Men who use violence get ‘Back on Track’February 16, 2023
“I already feel safer and my husband is more willing to listen to me,” says one woman who’s partner has been attending CatholicCare’s Back on Track program this year. The program was launched in April and is a 30-week group program for men who are using violence, abuse, or coercive control in their relationships and with their families. After the program’s huge success in Tuggerah, plans are in place for CatholicCare to deliver the program in Waitara and West Ryde from January.
Domestic violence is rife on the Central Coast, with 100 domestic violence assaults reported on average per month. However, Cathy Zervos who works as a Practice Manager in Domestic & Family Violence at CatholicCare says that we should not underestimate the prevalence of domestic violence in other parts of our Diocese. “In Northern Sydney the rates of Domestic Violence are still extremely high,” Cathy says, “but the cases are spread more broadly across a number of LGAs.”
For decades, the domestic violence response systems in place were designed solely to keep women safe. “This, of course, is essential, but is more of a reactive response rather than a proactive one,” Cathy says. “Our aim is to make men’s behaviour more visible, so that we can learn better how to identify what patterns of behaviour are proving unsafe to the family. This equips us better to intervene.”
Cathy explains that one of the goals of the Back on Track program is to provide men with alternatives to violence that will actually generate respect and love within the family, rather than aggression and fear. “In the program we give men an opportunity to have a close look at what’s working and what’s not working in the family so they can do a reset. Over time, they start to say, ‘This isn’t working for me so maybe I should do things differently.”
The Back on Track Program examines a whole range of interpersonal, personal, and social contributors to violence. “Men have a look at the role that masculinity and male stereotypes play in their formation of identity,” Cathy says. “We look at men’s attitudes towards themselves and what experiences have contributed to them developing certain attitudes towards women, usually a strong sense of entitlement that gives them the green light to use violence.”
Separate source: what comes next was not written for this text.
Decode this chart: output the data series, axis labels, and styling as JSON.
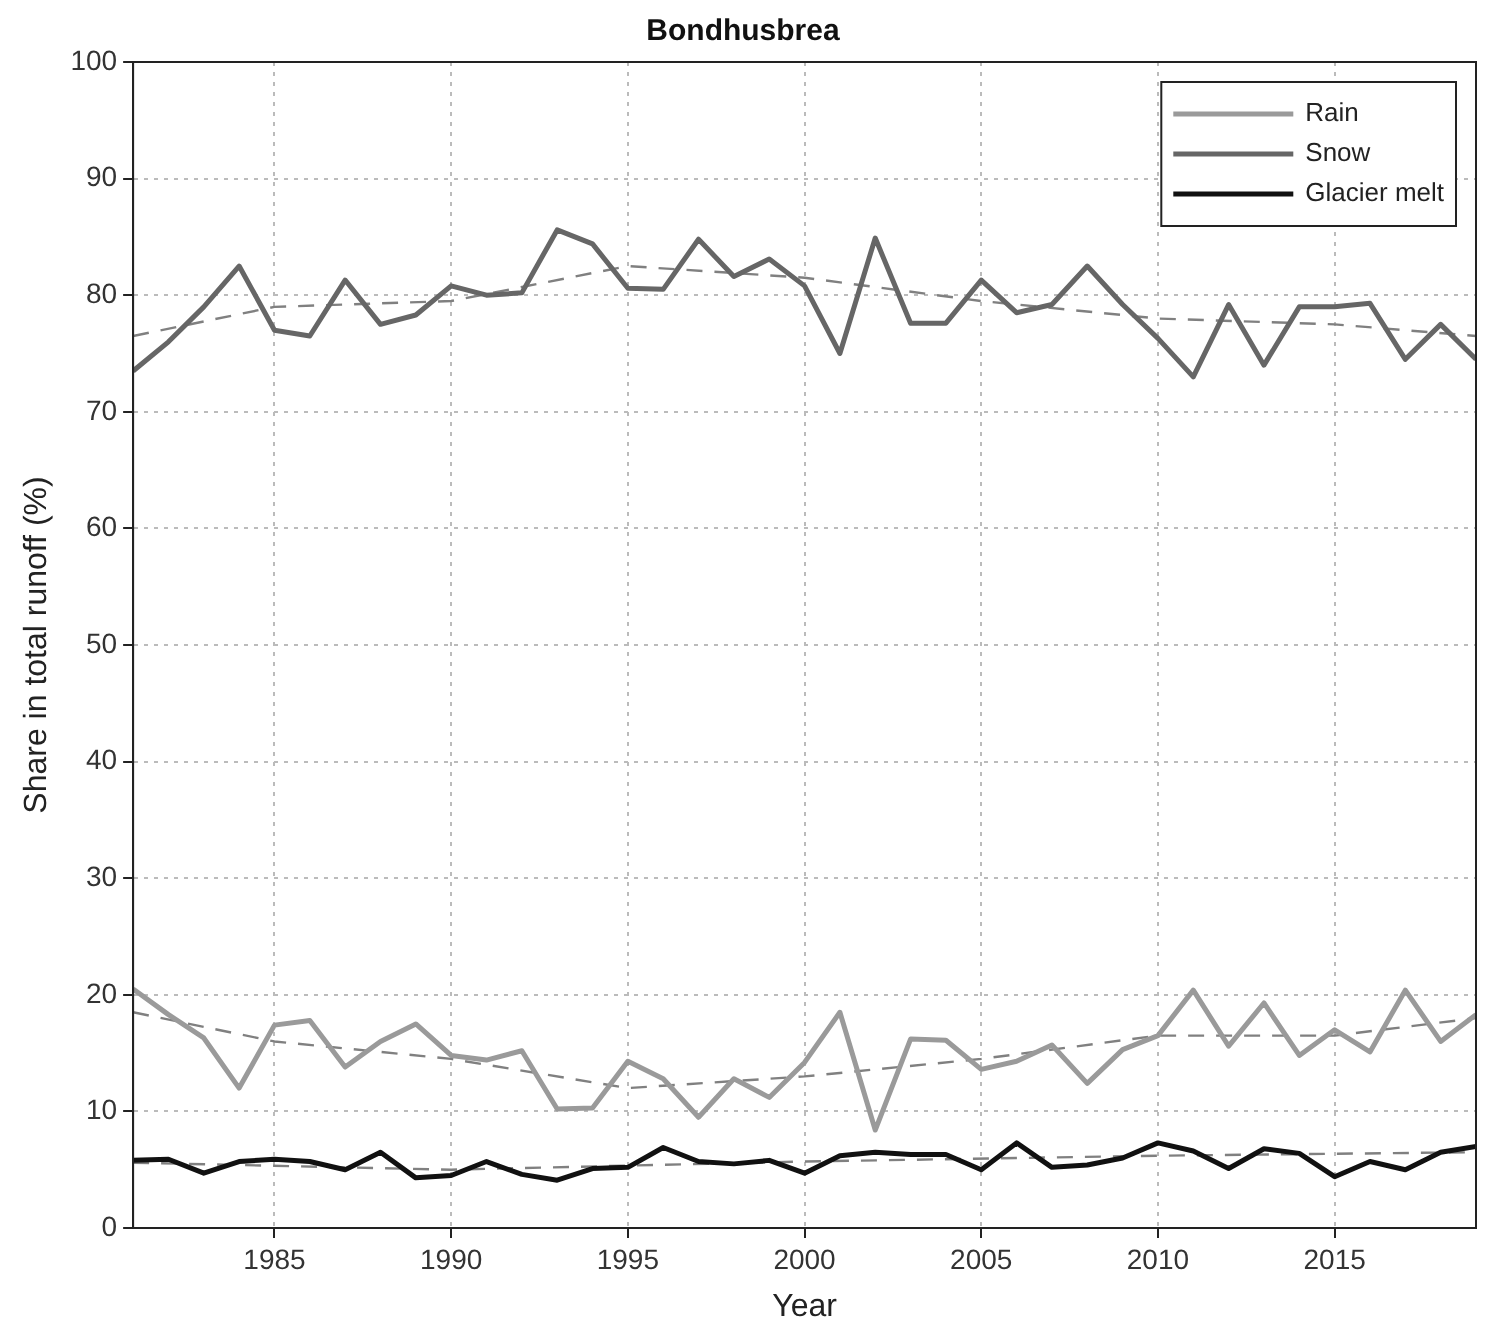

An important and necessary part of the program is reaching out to all current and former partners of the men who attend. The women are given information about the program so they can have realistic expectations about the change process and what not to expect. They are also offered safety planning and support for themselves and their children for the duration of the program. This process is completely transparent, and all men are willing participants. “It’s not a miracle cure but rather the beginning of a process that men have to be willing to go through in order for it to have any hope of success,” Cathy says.
Reflecting on the success of the first group in Tuggerah, Cathy refers to three men who have been attending for over 15 weeks and who say that the group has given them the tools to make real change in their lives. “They say that even though they are seeing a psychologist or a psychotherapist, this group is more helpful than anything they got from that,” Cathy says. “It’s given them the tools they need to respond differently in their relationships and to understand their partner’s perspective when there is conflict or difference of opinion. They keep saying that it has been a game changer and has been what they needed to start the process of turning their lives around.”